One-hot encoding is inefficient when vetorizing a corpus of words because a one-hot encoding vector is sparse; so if we were to create a one-hot encoding vector with many sentences we would be creating a zero vector that was as long as the vocabulary with a one at the index that corresponds to each word. This would mean that a majority of the elements in the vector are zero and would end up taking much more time than necessary to vectorize a group of words. A more efficient way to vectorize words is with word embedding which works with/represents analogous reasoning which shows how words/ word pairings relate to each other based on the vector difference between paris of words. Often word embeddings use cosine similarity to define the similiarity between two vectors - cosine similiarity works with an equation such that the inner product of the two vectors (if they are similar this value will be large) is divided by the euclidean distance between the two vectors (which calculates the cosine angle between the two vectors). Due to the fact that word embeddings operate on analogous reasoning, word embeddings are favorable because of the generality of these analygous relations between words.
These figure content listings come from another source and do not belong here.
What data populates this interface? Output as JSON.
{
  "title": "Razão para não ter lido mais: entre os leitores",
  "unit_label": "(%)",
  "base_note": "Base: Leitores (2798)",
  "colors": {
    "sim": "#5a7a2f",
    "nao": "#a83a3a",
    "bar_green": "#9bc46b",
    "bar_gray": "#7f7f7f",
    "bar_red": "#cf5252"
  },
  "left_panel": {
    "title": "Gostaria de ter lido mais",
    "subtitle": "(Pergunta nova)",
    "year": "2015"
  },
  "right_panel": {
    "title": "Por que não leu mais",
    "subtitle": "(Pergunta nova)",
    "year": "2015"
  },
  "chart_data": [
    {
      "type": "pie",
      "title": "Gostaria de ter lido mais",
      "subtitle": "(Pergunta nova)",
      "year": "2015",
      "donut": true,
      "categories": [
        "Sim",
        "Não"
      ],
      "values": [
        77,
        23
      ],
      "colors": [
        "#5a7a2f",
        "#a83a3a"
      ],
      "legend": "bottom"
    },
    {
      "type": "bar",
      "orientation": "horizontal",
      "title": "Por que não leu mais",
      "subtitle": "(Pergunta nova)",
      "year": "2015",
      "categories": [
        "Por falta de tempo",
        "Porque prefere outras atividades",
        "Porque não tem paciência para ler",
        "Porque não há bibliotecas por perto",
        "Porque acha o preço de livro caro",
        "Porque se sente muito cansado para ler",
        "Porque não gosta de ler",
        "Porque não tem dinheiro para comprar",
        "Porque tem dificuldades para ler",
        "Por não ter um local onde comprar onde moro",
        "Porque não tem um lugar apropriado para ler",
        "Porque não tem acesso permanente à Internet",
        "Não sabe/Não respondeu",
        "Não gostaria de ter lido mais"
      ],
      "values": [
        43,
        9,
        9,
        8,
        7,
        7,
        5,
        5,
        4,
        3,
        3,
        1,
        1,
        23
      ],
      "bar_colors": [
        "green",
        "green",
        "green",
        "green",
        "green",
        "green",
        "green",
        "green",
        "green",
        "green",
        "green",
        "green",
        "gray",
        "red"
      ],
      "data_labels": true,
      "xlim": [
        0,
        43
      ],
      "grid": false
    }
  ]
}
Here you can see that while the validation accuracy is relatively high (around 88%) the validation loss is also incredibly high, though it intially goes down, eventually, it increases drastically. Moreover, even though the validation accuracy is high, the training accuracy is much higher. Additionally, while the validation loss is high the training loss is low. All of these factors together indicate that the model is very overfit.
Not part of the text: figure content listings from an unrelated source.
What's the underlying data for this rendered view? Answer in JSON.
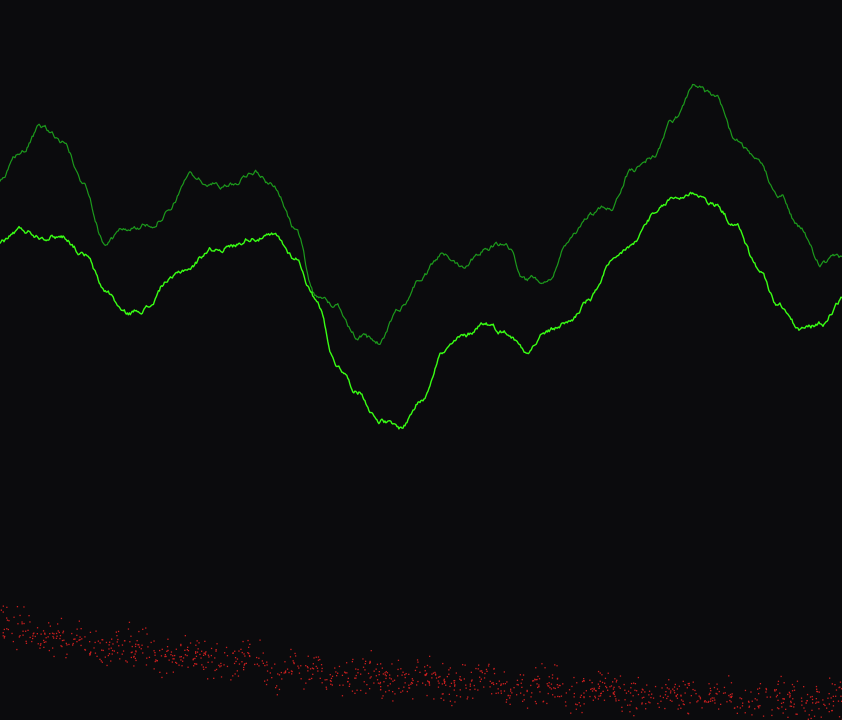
{
  "colors": {
    "background": "#0b0b0d",
    "series_upper": "#1c9a1c",
    "series_lower": "#39ff14",
    "scatter": "#cc1f1f"
  },
  "chart_data": {
    "type": "line",
    "title": "",
    "xlabel": "",
    "ylabel": "",
    "grid": false,
    "legend": "none",
    "xlim": [
      0,
      100
    ],
    "ylim": [
      0,
      100
    ],
    "x": [
      0,
      2.5,
      5,
      7.5,
      10,
      12.5,
      15,
      17.5,
      20,
      22.5,
      25,
      27.5,
      30,
      32.5,
      35,
      37.5,
      40,
      42.5,
      45,
      47.5,
      50,
      52.5,
      55,
      57.5,
      60,
      62.5,
      65,
      67.5,
      70,
      72.5,
      75,
      77.5,
      80,
      82.5,
      85,
      87.5,
      90,
      92.5,
      95,
      97.5,
      100
    ],
    "series": [
      {
        "values": [
          74.8,
          78.8,
          82.3,
          80.3,
          74.3,
          66.3,
          68.3,
          68.6,
          70.5,
          75.8,
          74.3,
          74.3,
          76.3,
          74.3,
          68.3,
          59.1,
          57.4,
          53.3,
          52.3,
          57.3,
          61.3,
          64.5,
          63.3,
          65.5,
          66.1,
          61.2,
          61.3,
          66.3,
          70.3,
          71.3,
          76.3,
          78.3,
          83.3,
          88.3,
          86.3,
          80.3,
          77.3,
          73.3,
          68.3,
          63.3,
          64.3
        ]
      },
      {
        "values": [
          66.4,
          68.1,
          67.3,
          67.2,
          64.6,
          59.6,
          56.4,
          57.3,
          61.1,
          62.8,
          65.4,
          65.8,
          67.1,
          67.1,
          64.3,
          58.6,
          49.4,
          45.7,
          41.7,
          40.5,
          44.3,
          51.1,
          53.1,
          55.2,
          53.9,
          51.5,
          53.9,
          55.3,
          58.3,
          63.2,
          65.8,
          69.9,
          72.4,
          73.3,
          71.4,
          68.5,
          62.8,
          57.5,
          54.2,
          54.9,
          58.4
        ]
      }
    ],
    "scatter_band": {
      "type": "scatter",
      "point_count": 1100,
      "trend_y": [
        [
          0,
          12.9
        ],
        [
          12.5,
          10.4
        ],
        [
          25,
          8.7
        ],
        [
          37.5,
          6.6
        ],
        [
          50,
          5.6
        ],
        [
          62.5,
          4.9
        ],
        [
          75,
          3.8
        ],
        [
          87.5,
          3.2
        ],
        [
          100,
          2.4
        ]
      ],
      "y_spread": 3.8
    }
  }
}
This visualization is showing how the words in the IMDB reviews dataset relate to each other. The data has been sphereized and its dimensions reduced with PCA. As you can see there is quite a seperation/polarization between the words, with one end of the sphere representing words that all related to each other in that they all seemed to contribute to/indicate a negative review and at the other end were all of the words associated with the positive reviews. Between the two poles are words that could go either way. A lot of these words were what I would consider neutral descriptors/objective facts or connector words like “with” or “double.”
before adding the LSTM layers the accuracy and loss graphs look largely the same as the graphs from the word embedding exerise. The training and validation accuracy are both relatively high, though the training data has a higher accuracy than the validation data and training loss is low while the validation loss is incredibly high indicating that the model is very overfit. As seen below, even when you add the LSTM layers there is very little change in terms of the accuracy and loss so the model remains a bit overfit.